A third approach is then to use a distributed and unified memory architecture where every processing unit can share and, most importantly, have direct access to all the data banks. The industry adopted standard CXL (Compute Express Link) was developed for that matter. Distributed architectures are simply unavoidable given the huge amount of data that needs to be processed and stored but they also bring communication bottlenecks between all components and across all levels (servers, server racks, chips-to-chips…). Technological advances in silicon photonics, signal processing (e.g., PAM4 modulation) and communication protocols (like HBM, High Bandwidth Memory) are mitigating these latencies as bi-directional transfer speeds are now reaching speeds in excess of 128GB/sec.
Finally, the fourth and last approach consists in improving the memory chips themselves. 3D semiconductor manufacturing techniques (vertically stacking memory tiles) are helping to increase the capacity and efficiency of memory modules while new and promising technologies based on magnetic fields, holography, or ferroelectricity, just to name a few, could well represent the future of computer memory.
Apart from the obvious computing performance angle, the memory wall also has a negative financial impact. Having hundreds or thousands of very expensive server-class GPUs/CPUs operating only at a fraction of their full potential is not only a waste of CapEx but also OpEx due to the elevated electricity bills. For example, Microsoft estimates that the use of CXL and memory pooling will cut data center costs by 4% to 5%.

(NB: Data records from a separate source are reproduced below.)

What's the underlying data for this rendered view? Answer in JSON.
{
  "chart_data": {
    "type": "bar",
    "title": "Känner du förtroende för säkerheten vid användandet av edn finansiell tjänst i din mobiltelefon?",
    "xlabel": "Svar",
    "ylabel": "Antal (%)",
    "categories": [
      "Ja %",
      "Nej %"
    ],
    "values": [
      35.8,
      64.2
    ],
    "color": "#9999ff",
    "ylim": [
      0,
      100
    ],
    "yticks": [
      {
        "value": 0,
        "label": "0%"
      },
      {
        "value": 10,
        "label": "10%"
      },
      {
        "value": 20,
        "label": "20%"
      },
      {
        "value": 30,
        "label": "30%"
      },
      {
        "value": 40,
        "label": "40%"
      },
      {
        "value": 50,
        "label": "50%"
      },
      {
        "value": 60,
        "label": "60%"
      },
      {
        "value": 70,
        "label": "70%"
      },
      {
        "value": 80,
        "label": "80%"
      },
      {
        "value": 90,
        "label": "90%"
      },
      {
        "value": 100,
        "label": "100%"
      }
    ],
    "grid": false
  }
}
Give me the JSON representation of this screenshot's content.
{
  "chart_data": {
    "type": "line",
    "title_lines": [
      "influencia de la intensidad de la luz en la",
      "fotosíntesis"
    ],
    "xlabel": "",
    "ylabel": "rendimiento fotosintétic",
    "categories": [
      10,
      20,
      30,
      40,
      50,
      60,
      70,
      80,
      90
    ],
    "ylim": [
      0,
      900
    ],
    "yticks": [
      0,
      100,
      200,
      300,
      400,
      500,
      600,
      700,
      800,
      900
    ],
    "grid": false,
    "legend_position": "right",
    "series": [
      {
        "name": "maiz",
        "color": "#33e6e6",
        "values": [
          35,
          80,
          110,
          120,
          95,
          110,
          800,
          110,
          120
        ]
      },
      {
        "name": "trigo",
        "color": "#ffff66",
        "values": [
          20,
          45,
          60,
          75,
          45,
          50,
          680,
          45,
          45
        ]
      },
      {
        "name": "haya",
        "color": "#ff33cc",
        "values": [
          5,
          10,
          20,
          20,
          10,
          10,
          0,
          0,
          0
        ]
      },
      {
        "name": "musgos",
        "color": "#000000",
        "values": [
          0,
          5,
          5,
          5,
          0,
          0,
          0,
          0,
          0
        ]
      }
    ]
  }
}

For all these reasons, it is clear to us that memory, a commoditized and hence boring subsegment of the semiconductor industry, is becoming “trendy” again. After the inventory correction that plagued the whole memory business in 2022, orders for high bandwidth memory triggered by the “AI gold rush” are expected to jump by almost 60% in the second half of the year with a further expansion of 30% in 2024, a boon for the largest HBM manufacturers SK Hynix, Samsung Electronics and Micron.